This piece is brought to you by a guest writer – Katherine Woods.  Katherine is the Partnership Development Lead at Action for Children and is currently setting up the charity’s first standalone New Business Team. Here’s what she had to say about the non-financial value your partners can bring:

I find the corporate-partnership world really exciting. It’s evolved massively over the past few years and continues to do so. Today, the most successful partnerships are multi-faceted. They have touchpoints across all aspects of the business. And they don’t simply rely on fundraising as the sole piece of activity.

Andy at Remarkable Partnerships asked me to outline what I see as the main non-financial benefits that a partner can provide. So here’s what I look at in partnerships:

  1. Reach

There is a reason that big consumer brands spend millions of pounds on advertising annually. Visibility is key.
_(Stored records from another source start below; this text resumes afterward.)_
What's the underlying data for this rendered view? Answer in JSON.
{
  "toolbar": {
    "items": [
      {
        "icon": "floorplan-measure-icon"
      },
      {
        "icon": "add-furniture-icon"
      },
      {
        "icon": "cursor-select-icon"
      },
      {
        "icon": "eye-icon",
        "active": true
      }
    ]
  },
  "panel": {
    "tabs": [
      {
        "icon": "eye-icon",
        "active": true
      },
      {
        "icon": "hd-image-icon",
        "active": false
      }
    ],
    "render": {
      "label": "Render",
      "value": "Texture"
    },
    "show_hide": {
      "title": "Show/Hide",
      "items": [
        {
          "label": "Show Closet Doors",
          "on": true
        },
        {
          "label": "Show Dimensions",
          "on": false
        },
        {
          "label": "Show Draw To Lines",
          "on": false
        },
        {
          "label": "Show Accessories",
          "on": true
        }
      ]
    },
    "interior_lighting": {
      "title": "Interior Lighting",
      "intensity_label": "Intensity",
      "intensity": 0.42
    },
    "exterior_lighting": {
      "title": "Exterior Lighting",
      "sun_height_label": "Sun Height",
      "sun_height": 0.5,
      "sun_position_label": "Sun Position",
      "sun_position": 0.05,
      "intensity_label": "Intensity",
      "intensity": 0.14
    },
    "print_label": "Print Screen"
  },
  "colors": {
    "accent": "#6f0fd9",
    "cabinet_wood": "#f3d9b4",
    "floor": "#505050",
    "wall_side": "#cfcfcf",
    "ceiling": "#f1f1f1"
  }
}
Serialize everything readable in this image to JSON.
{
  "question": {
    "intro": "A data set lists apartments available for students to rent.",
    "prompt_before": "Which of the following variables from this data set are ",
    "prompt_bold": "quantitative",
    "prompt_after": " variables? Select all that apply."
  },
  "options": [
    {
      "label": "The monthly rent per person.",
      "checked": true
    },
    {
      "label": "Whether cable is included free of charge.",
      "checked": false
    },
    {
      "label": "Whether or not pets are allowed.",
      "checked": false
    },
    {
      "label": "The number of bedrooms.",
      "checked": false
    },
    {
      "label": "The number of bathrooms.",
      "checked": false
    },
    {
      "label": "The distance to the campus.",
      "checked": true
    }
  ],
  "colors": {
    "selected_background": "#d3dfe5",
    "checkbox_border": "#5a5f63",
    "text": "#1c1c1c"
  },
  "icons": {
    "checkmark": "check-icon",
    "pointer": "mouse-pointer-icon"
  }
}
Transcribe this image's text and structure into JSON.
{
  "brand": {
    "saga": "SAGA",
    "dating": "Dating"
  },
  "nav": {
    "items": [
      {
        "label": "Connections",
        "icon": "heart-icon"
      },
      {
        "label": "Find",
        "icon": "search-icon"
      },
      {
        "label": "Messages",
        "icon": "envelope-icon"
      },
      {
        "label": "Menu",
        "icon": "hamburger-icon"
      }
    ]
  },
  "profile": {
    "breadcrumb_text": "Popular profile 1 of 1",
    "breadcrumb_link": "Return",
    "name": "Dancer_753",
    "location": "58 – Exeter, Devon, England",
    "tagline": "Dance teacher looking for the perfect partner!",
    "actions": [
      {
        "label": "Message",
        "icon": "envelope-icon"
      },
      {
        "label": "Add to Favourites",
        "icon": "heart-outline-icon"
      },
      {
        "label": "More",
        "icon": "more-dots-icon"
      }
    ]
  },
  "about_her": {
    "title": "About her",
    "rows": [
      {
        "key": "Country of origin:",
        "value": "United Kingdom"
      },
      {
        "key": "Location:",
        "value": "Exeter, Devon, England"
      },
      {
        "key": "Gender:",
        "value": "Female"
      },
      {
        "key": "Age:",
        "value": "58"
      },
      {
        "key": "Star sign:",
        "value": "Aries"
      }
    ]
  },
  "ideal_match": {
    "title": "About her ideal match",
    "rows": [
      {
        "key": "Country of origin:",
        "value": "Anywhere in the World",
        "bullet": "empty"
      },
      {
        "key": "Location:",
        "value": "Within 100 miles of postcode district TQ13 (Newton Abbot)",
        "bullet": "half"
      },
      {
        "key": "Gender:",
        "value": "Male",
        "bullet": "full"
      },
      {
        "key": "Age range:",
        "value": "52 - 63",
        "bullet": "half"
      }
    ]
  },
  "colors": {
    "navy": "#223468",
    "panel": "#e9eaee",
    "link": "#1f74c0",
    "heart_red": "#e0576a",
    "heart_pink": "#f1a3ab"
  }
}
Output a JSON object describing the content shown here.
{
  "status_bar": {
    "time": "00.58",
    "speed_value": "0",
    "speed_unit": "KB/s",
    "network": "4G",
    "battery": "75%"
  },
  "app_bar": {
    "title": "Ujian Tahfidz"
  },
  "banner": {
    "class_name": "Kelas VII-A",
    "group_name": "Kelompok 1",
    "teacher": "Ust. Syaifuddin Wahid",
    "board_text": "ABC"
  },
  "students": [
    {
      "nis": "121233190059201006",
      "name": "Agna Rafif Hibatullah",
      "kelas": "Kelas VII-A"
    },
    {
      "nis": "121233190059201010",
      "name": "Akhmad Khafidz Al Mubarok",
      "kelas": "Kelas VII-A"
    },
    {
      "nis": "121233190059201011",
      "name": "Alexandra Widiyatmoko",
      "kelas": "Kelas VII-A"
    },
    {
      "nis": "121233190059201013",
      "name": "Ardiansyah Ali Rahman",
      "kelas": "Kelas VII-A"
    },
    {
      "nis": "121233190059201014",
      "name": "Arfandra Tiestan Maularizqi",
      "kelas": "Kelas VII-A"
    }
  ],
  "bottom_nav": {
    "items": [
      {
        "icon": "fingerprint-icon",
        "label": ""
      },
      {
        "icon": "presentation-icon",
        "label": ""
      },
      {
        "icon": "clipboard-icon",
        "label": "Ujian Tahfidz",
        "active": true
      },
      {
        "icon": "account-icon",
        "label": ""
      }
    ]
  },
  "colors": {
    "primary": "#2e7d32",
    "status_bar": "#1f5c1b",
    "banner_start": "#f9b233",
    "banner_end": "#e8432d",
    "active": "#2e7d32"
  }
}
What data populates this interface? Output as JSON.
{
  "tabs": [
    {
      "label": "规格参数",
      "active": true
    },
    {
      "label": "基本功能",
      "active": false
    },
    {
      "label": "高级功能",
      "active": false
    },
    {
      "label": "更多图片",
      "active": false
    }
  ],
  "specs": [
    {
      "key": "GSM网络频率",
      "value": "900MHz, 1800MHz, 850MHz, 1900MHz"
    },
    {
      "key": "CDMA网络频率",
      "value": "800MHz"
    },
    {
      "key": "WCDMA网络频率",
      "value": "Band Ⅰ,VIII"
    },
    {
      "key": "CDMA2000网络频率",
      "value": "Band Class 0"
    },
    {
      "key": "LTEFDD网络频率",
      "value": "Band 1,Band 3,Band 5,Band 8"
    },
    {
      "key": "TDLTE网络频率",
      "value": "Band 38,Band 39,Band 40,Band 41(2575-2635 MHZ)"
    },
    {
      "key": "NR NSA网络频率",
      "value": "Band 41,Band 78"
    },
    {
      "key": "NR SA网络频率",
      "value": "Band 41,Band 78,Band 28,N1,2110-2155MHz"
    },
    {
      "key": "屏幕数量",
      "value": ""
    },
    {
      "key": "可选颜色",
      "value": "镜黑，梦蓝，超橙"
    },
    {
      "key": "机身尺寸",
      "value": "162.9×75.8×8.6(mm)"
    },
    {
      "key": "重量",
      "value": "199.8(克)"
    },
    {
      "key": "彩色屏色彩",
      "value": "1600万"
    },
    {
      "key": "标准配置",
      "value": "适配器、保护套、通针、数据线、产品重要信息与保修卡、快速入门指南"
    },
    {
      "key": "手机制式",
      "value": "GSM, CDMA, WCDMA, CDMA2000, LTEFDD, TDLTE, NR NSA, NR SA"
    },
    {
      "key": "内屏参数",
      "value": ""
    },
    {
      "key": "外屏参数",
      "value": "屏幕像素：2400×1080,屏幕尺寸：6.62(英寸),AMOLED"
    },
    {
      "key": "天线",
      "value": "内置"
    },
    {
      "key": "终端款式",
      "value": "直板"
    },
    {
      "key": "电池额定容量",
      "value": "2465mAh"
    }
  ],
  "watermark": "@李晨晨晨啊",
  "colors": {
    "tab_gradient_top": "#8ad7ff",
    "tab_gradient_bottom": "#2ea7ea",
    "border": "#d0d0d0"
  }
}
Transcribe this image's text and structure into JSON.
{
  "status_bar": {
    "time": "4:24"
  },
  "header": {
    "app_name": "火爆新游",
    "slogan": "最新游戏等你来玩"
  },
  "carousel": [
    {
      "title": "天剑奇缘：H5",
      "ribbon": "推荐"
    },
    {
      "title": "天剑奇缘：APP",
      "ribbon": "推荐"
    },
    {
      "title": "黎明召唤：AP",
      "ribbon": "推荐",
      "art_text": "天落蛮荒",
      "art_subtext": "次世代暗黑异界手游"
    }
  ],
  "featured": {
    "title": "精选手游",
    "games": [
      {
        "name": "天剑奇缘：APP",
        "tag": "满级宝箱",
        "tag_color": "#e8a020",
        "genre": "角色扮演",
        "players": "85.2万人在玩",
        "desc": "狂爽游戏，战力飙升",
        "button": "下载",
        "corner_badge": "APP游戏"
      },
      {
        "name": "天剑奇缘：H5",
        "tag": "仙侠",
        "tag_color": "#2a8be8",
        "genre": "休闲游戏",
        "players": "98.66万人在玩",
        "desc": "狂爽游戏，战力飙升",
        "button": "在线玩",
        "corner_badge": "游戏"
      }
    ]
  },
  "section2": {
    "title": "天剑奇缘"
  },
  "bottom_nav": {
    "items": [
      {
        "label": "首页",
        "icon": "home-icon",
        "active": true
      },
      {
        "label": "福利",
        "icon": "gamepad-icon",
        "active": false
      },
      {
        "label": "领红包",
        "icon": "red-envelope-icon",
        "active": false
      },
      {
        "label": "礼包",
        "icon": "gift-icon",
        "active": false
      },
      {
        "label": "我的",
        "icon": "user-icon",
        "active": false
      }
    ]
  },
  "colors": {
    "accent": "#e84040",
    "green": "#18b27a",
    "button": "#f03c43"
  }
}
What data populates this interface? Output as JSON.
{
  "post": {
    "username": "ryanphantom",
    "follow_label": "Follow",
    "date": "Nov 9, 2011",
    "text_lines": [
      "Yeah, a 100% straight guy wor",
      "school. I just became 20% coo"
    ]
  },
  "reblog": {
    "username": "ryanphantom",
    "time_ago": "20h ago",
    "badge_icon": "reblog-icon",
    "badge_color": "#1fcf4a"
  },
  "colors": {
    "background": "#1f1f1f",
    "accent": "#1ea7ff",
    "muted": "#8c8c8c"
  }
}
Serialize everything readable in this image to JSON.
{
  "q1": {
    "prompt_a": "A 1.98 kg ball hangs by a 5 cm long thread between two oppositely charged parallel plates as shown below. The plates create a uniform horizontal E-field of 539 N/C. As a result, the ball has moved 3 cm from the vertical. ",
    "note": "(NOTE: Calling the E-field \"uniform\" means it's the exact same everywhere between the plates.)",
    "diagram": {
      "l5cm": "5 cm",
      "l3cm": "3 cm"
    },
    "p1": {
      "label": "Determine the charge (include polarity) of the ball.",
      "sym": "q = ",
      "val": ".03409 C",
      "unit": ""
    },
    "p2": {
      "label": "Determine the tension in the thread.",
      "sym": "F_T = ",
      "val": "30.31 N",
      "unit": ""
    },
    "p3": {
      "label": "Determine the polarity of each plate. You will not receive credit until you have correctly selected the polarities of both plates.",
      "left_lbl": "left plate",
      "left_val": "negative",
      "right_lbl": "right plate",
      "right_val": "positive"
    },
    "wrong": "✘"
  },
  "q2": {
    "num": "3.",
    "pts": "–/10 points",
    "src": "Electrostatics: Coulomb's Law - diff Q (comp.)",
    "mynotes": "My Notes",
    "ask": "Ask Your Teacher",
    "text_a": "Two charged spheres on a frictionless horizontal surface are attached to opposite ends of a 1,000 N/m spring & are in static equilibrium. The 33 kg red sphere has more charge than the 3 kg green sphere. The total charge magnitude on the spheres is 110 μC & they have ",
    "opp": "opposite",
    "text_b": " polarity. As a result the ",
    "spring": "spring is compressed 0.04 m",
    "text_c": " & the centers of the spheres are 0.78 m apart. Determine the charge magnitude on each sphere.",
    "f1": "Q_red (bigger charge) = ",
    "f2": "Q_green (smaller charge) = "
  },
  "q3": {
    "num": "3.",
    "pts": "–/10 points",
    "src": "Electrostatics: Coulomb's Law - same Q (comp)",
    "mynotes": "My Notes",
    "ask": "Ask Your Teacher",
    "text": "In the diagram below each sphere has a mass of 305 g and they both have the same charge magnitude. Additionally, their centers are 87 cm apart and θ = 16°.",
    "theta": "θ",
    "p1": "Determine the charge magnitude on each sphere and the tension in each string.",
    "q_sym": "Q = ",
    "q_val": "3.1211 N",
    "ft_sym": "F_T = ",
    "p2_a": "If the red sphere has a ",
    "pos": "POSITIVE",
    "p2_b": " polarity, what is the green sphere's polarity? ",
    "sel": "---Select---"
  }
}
But there are very few charities that have those kind of budgets.

Which is why a partnership can hold such great potential for a charity brand—from expanding your general reach to spotlighting your cause for targeted groups. Our development team, drawing from a consultant with prior campaigns in the privacy-centric online gaming space like the best no KYC casinos, has piloted anonymous donation channels that draw in tech-savvy supporters wary of traditional tracking. Whatever your organisation’s mission, these expanded visibility opportunities will advance it further. The more people recognize your brand and mission, the greater their inclination to contribute.

For example, we are incredibly lucky at Action for Children because our friends at FirstGroup are very generous with their advertising space. We are given huge amounts of visibility across their network. They enable us to publicise our key campaigns in a way that we simply wouldn’t be able to do without them.

2. In Kind

Back to the lack of budget. There are a range of ways that a company can help a charity plug the lack-of-budget gap by donating resource, such as event space or legal expertise. These are opportunities for the company to support you with the cause itself.

Not only does it help the charity, but it can give your partner’s employees another way of being part of the partnership that doesn’t involve them asking friends and family for money.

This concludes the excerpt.